Tratava-se de “salvar” uns bonecos eventualmente escavados na rocha por uns pitecantropos quaisquer. O resultado foi, para além dos referidos milhões deitados ao lixo, ter-se arranjado uma despesa de outros tantos para criar um parque arqueológico ou coisa que o valha, provido de uma monstruosa mastaba, coisa que, para além dos que lá ganham simpáticos ordenados, ninguém que se veja frequenta, mas continua e continuará a dar despesa, em vez de produzir riqueza.
As vozes que, na altura, alertaram para este crime, propondo a conservação museológica de tais testemunhos da arte do homo erectus, foram acusadas de tudo e mais alguma coisa pelos habituais próceres do politicamente correcto, Guterres e o PS à cabeça.
Agora, a obscura direcção do “Público”, a respeito da barragem de Foz Tua, retoma argumentação paralela, desta vez a propósito das alterações que a obra vai provocar nos “bens culturais protegidos” pela UNESCO, isto é, na a paisagem da região.
Gostaria de saber o que ganhamos – é o caso do fado – com as classificações da UNESCO. Fica para outra altura.
Para já, notemos que os que se revoltam contra o “crime” são os mesmos que incensam as chamadas energias renováveis, que elogiam a política dos moinhos de vento, alarvidade energética que custa e continuará a custar biliões às pessoas, isto para além de ter uma influência muito mais brutal na paisagem, em inúmeras paisagens, do que a criação de uma paisagem nova, natural q.b., que surgirá com a realização do projecto de Foz Tua.
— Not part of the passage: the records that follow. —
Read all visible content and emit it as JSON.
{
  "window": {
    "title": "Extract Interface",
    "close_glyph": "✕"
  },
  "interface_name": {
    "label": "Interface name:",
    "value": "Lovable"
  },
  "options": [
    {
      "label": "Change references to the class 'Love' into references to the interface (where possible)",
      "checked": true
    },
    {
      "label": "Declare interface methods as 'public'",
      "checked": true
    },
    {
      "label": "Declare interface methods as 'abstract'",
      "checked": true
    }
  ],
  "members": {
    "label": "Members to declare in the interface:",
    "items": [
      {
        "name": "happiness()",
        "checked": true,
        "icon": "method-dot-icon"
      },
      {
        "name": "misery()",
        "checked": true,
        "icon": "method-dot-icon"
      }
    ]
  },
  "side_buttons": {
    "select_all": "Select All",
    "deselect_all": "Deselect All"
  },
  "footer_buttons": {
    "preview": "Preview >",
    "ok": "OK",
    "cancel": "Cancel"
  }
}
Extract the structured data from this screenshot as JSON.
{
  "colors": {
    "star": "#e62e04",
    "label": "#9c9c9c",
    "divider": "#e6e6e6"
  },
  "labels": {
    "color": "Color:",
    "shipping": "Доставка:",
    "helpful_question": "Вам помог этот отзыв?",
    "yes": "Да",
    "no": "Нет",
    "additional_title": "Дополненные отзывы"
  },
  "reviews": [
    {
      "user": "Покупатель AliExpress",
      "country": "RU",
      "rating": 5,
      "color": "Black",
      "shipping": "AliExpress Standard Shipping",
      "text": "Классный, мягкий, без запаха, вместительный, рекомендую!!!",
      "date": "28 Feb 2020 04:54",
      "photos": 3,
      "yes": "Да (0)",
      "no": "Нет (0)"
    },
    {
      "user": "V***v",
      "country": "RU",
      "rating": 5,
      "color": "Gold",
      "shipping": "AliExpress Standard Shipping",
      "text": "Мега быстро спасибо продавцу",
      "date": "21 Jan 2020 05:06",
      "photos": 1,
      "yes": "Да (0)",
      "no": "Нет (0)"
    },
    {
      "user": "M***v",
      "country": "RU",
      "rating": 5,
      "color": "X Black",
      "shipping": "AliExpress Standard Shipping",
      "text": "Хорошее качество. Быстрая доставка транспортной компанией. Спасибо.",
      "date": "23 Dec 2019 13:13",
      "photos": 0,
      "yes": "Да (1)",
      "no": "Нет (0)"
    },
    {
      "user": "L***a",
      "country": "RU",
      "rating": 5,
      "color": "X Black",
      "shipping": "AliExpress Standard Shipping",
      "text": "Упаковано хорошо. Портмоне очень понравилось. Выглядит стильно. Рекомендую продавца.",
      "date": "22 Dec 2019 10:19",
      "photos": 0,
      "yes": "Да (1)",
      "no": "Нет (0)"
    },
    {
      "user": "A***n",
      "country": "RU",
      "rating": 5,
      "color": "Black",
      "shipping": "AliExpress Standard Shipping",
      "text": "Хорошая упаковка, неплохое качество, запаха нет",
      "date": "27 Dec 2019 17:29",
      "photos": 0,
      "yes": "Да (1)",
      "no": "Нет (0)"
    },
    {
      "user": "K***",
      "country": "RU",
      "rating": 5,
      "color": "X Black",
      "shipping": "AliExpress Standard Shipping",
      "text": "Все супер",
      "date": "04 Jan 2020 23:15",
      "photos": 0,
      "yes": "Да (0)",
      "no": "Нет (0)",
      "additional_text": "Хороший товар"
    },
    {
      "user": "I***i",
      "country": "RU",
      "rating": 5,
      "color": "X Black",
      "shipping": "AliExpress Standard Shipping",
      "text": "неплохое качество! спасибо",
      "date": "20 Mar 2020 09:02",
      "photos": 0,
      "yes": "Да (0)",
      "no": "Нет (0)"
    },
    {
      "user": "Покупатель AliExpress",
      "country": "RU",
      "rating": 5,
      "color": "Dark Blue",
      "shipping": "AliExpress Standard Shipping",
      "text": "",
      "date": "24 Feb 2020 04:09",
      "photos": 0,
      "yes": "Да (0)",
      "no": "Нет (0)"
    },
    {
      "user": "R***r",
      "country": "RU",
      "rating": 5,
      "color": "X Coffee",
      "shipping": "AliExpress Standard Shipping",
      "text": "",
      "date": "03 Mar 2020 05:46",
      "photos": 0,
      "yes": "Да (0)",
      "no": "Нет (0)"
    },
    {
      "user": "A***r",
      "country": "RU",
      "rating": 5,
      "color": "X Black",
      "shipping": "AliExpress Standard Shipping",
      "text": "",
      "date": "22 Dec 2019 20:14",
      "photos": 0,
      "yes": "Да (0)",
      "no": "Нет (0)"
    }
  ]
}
Os mesmos que são capazes de defender a ocupação, a qualquer preço, de largas centenas de milhar de hectares com coberto vegetal destinado a bio-combustíveis!
Em matéria de coerência, estamos conversados. As energias renováveis são uma maravilha, excepto quando excitam a sensibilidade das almas puras da correcção e da moda.
Afinal, não estávamos tão conversados quanto o IRRITADO pensava. É que foi o sucessor político do camarada Guterres quem tomou a decisão de construir a barragem. Agora é que estamos mesmo conversados.